ILYPANTS.NET
Notes To My Kids: Little Stories About Grown Up Kids
One of the favorite things we ever did was ride the Segways in Austin the Thanksgiving I was working in Austin on the Carlton-Bates project. I do not completely remember how I came up with the idea to do that but I wanted to do something other than just walk inside of the capitol’s dome downtown or go have nachos at the Oasis on Lake Travis. But we did ride the Segways and it was a very fun time indeed.
Over the years I had seen the Segway “vehicle” on TV an such but I had never seen or rode one. I remember talking to the place in Austin that gave the Segway tours of downtown and asking them questions about them. I asked if they were easy to ride, how hard it was to balance them, and if teenagers like you would enjoy the ride. Since the answers I got were good I made our reservations for the tour.
That Thanksgiving was a bit hectic if you remember. I came home to Fort Worth and it was my turn to have everyone over so I was busy when I got home getting the smoker ready for the turkey and the ham. We had everyone over and you two spent the night. We got up the day after Thanksgiving and drove to Austin and left our stuff at the extended stay place I stayed at. The next stop was of course downtown and the Segway place.

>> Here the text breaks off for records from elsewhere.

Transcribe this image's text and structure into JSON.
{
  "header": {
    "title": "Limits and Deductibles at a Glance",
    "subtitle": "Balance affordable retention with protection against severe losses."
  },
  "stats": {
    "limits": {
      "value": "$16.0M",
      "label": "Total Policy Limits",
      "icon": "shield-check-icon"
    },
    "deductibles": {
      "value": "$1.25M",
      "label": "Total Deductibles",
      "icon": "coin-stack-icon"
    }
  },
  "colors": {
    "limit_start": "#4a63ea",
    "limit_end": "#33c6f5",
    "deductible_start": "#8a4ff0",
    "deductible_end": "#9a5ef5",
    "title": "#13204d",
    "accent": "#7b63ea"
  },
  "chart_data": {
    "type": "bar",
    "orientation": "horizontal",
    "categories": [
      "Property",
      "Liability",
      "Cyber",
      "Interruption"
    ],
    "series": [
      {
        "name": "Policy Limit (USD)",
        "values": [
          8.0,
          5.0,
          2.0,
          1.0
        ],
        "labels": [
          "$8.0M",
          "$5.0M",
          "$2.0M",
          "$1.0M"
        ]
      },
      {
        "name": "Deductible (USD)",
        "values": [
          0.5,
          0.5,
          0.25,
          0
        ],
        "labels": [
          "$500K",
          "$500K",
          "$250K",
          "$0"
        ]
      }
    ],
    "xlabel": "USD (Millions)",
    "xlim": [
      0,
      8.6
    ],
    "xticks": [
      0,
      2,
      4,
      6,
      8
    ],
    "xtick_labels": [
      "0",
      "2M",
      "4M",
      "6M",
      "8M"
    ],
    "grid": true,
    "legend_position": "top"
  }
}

I remember parking down the street and us walking into the shop and gazing at the odd looking devices, which looked sort of like an old fashioned pogo stick with two large wheels on its bottom. We checked in and we got some training on how to run the things. Then we departed for our little tour of downtown Austin on that cool and cloudy day.
We started down the street in a line, there around eight of us in total and a guide. We quickly got used to driving the things and how the steered. It really became a very easy and natural thing to do like riding a bike or driving a car. None of us wrecked or hit something.
Over the next couple of hours we road down by the river and down the streets of the southern part of downtown, going by the capitol too. We winded up and down the little hills there and wound our way back to the starting point where we reluctantly parked our two-wheeled steeds.
We then ate lunch at the Texas Chili Parlor, which unfortunately was not so good, and toured the inside of the capitol too. Of course we went to some store by UT to look at T-shirts and saw the stadium too. It was a fun day in more than one way, one grey and cold but filled with the warmth generated by the fire of being together and having a good time with each other.
And so it was that day and weekend. And in the end the weekend was over. I drove you two to Austin’s airport and you flew back to Love Field so you could get home and your waiting school work.
That was one of the most fun weekends I think I had with you two after you were grown up, or nearly so. That weekend riding Segways was in a way a segue in life as I started to realize more and more that you both were grown up now and not little kids any longer. In that way driving the Segways that day was like driving down a new road in the way I saw you two. A new highway of life that we are driving down even today.